Она чуть приподняла плечо. Мол, ну, может быть.

— А когда вы сказали на счет книги? Та, что потом... сама начала писать. Вы знали, что мне нужна именно она. Или тот момент, когда вы позвали меня в дом, сказав, что «на улице небезопасно» — и в тот вечер как раз у магазина случилась потасовка. Или...

Я замолчала, вспомнив, как тогда в фонтане застрял кулон. Как я не смогла его достать, а потом появился Рафаил. И этот взгляд Маргарет, спокойный, как будто она заранее всё просчитала.

— Видели, что он придёт, — выдохнула я. — Вы всё это подстроили. Чтобы мы встретились. Почему?

Она не сразу ответила. Осторожно поставила чайник обратно на плиту, как будто вес и звук этого жеста имели значение. Потом подошла к окну, приоткрыла занавеску и посмотрела на улицу, как будто там могла быть подсказка, достойная её слов.

— Я лишь помогла миру чуть-чуть... ускориться, — тихо сказала она. — Иногда, когда видишь, как всё может пойти не так... хочется сделать хоть что-то, чтобы пошло по-другому. Чтобы кто-то оказался рядом, вовремя. И не обязательно понять это сразу.

Я молчала. Это был не просто намёк. Это было признание — завуалированное, тёплое, но отчётливое. Она знала. Она всегда знала больше, чем говорила.

— Значит, вы умеете устраивать встречи?

— Я умею надеяться, — ответила она с полуулыбкой. — И иногда — немного угадывать.

Иногда я смотрела на Маргарет и пыталась представить, сколько всего она уже прожила. Сколько утрат пронесла через себя и сколько при этом сумела сохранить — тепла, терпения, ума. В ней было что-то от старинных городов — надёжное, выстраданное, вечное.

Я думала о её муже. О том, как она не смогла его спасти. Не потому, что не захотела — а потому, что тогда ещё не умела заглядывать вперёд. Если бы могла, если бы видела хоть что-то — разве допустила бы, чтобы он ушёл так глупо и просто, поскользнувшись на мосту, схватив воспаление лёгких?

Странное чувство жгло изнутри.

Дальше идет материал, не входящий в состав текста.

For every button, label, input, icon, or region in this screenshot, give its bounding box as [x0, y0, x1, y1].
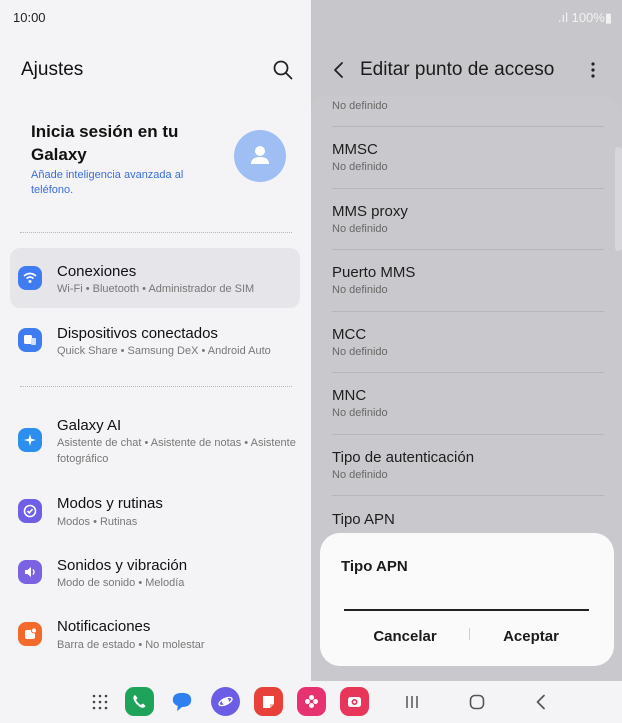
apn-type-dialog: Tipo APN Cancelar Aceptar — [320, 533, 614, 666]
account-subtitle: Añade inteligencia avanzada al teléfono. — [31, 169, 184, 196]
wifi-icon — [18, 266, 42, 290]
item-subtitle: Modos • Rutinas — [57, 516, 138, 528]
apps-grid-icon[interactable] — [92, 694, 108, 710]
accept-button[interactable]: Aceptar — [489, 623, 573, 649]
apn-row-mms-proxy[interactable]: MMS proxy No definido — [332, 203, 604, 250]
apn-row-value: No definido — [332, 223, 388, 235]
apn-row-title: MNC — [332, 387, 367, 404]
settings-item-modos[interactable]: Modos y rutinas Modos • Rutinas — [10, 487, 300, 547]
check-circle-icon — [18, 499, 42, 523]
settings-item-sonidos[interactable]: Sonidos y vibración Modo de sonido • Mel… — [10, 549, 300, 609]
sparkle-icon — [18, 428, 42, 452]
apn-row-title: MCC — [332, 326, 367, 343]
apn-row-title: Tipo de autenticación — [332, 449, 475, 466]
item-subtitle: Barra de estado • No molestar — [57, 639, 205, 651]
apn-row-title: Puerto MMS — [332, 264, 416, 281]
apn-row-tipo-autenticacion[interactable]: Tipo de autenticación No definido — [332, 449, 604, 496]
item-subtitle: Modo de sonido • Melodía — [57, 577, 185, 589]
apn-row-value: No definido — [332, 100, 388, 112]
item-title: Notificaciones — [57, 618, 151, 635]
apn-row-value: No definido — [332, 407, 388, 419]
item-title: Dispositivos conectados — [57, 325, 218, 342]
search-icon[interactable] — [272, 59, 294, 81]
settings-item-notificaciones[interactable]: Notificaciones Barra de estado • No mole… — [10, 610, 300, 670]
more-options-icon[interactable] — [589, 59, 597, 81]
browser-icon[interactable] — [211, 687, 240, 716]
apn-row-value: No definido — [332, 346, 388, 358]
home-icon[interactable] — [467, 692, 487, 712]
item-subtitle: Quick Share • Samsung DeX • Android Auto — [57, 345, 271, 357]
scrollbar[interactable] — [615, 147, 622, 251]
page-title: Ajustes — [21, 59, 84, 80]
item-subtitle: Wi-Fi • Bluetooth • Administrador de SIM — [57, 283, 255, 295]
apn-row-value: No definido — [332, 284, 388, 296]
avatar[interactable] — [234, 130, 286, 182]
divider — [20, 232, 292, 233]
apn-row-value: No definido — [332, 161, 388, 173]
messages-icon[interactable] — [168, 687, 197, 716]
back-icon[interactable] — [331, 59, 347, 81]
apn-row-mnc[interactable]: MNC No definido — [332, 387, 604, 435]
volume-icon — [18, 560, 42, 584]
recent-apps-icon[interactable] — [402, 692, 422, 712]
button-separator — [469, 628, 470, 640]
notification-icon — [18, 622, 42, 646]
status-time: 10:00 — [13, 10, 46, 25]
apn-row-title: MMS proxy — [332, 203, 408, 220]
item-title: Modos y rutinas — [57, 495, 163, 512]
status-indicators: .ıl 100%▮ — [557, 10, 612, 25]
settings-item-dispositivos[interactable]: Dispositivos conectados Quick Share • Sa… — [10, 310, 300, 370]
apn-row-value: No definido — [332, 469, 388, 481]
settings-item-conexiones[interactable]: Conexiones Wi-Fi • Bluetooth • Administr… — [10, 248, 300, 308]
item-title: Conexiones — [57, 263, 137, 280]
devices-icon — [18, 328, 42, 352]
account-title: Inicia sesión en tu Galaxy — [31, 122, 179, 164]
phone-icon[interactable] — [125, 687, 154, 716]
apn-row-title: Tipo APN — [332, 511, 395, 528]
page-title: Editar punto de acceso — [360, 59, 555, 80]
apn-row-tipo-apn[interactable]: Tipo APN — [332, 511, 604, 533]
item-title: Galaxy AI — [57, 417, 122, 434]
item-title: Sonidos y vibración — [57, 557, 188, 574]
dialog-title: Tipo APN — [341, 558, 408, 575]
settings-pane: 10:00 Ajustes Inicia sesión en tu Galaxy… — [0, 0, 311, 681]
gallery-icon[interactable] — [297, 687, 326, 716]
back-nav-icon[interactable] — [531, 692, 551, 712]
apn-row-mmsc[interactable]: MMSC No definido — [332, 141, 604, 189]
user-icon — [251, 146, 269, 164]
account-signin[interactable]: Inicia sesión en tu Galaxy Añade intelig… — [31, 120, 201, 198]
apn-row-title: MMSC — [332, 141, 378, 158]
taskbar — [0, 681, 622, 723]
cancel-button[interactable]: Cancelar — [360, 623, 450, 649]
item-subtitle: Asistente de chat • Asistente de notas •… — [57, 437, 296, 465]
apn-row-mcc[interactable]: MCC No definido — [332, 326, 604, 373]
apn-row-puerto-mms[interactable]: Puerto MMS No definido — [332, 264, 604, 312]
divider — [332, 126, 604, 127]
settings-item-galaxy-ai[interactable]: Galaxy AI Asistente de chat • Asistente … — [10, 402, 300, 478]
camera-icon[interactable] — [340, 687, 369, 716]
apn-type-input[interactable] — [344, 595, 589, 611]
notes-icon[interactable] — [254, 687, 283, 716]
divider — [20, 386, 292, 387]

Это не была жалость. Это было уважение — к боли, которую она не выставляла напоказ. К её силе прожить с этим. Я опустила взгляд на кружку. Чай из зверобоя — терпкий, чуть горчащий, с запахом луга. Он будто впитывал в себя всё лишнее, всё тревожное, делая пространство вокруг немного тише.

Интересно, как часто она его пьёт?

Я подняла глаза и спросила:

— Вы часто его пьёте? — спросила я.

Маргарет повернулась ко мне, прищурившись, будто не сразу поняла, о чём я. А потом хмыкнула:

— Не чаще, чем положено женщине за шестьдесят без кота, — отпила из своей кружки и чуть покачала головой. — Хотя, может, кот и спас бы кого-нибудь. Ну, или хотя бы меня — от глупостей.

Я улыбнулась, но не отпустила мысль. В ней что-то не сходилось. В возрасте, во взгляде, в словах. Я наклонилась вперёд, ловя её глаза:

— Я знаю, что вам далеко не шестьдесят. Рафаил дал это понять.

Она не вздрогнула. Только поставила чашку на блюдце — медленно, с каким-то особенным изяществом. Уголки её губ дрогнули:

— Болтливый он стал, — пробормотала она с лёгкой насмешкой. — Хотя, в целом... не соврал. Возраст, дорогая, — вещь переменчивая. В какой-то момент ты перестаёшь считать годы и начинаешь считать встречи.

— Не такой уж он и болтливый, если честно, — сказала я, опуская ладони на колени. Ткань пледа чуть зашуршала под пальцами, и я на миг задержала взгляд на его узоре — какие-то виноградные лозы, сплетённые в завитки, как в старинных книгах. — Из него иногда и слова тисками не вытащишь. Особенно когда у него настроение из разряда «я — тень, я — ветер, я — великая одинокая трагедия эпохи».

Маргарет хмыкнула — коротко, но с тем особенным оттенком, каким смеются только те, кто видел человека насквозь, но всё равно его любит.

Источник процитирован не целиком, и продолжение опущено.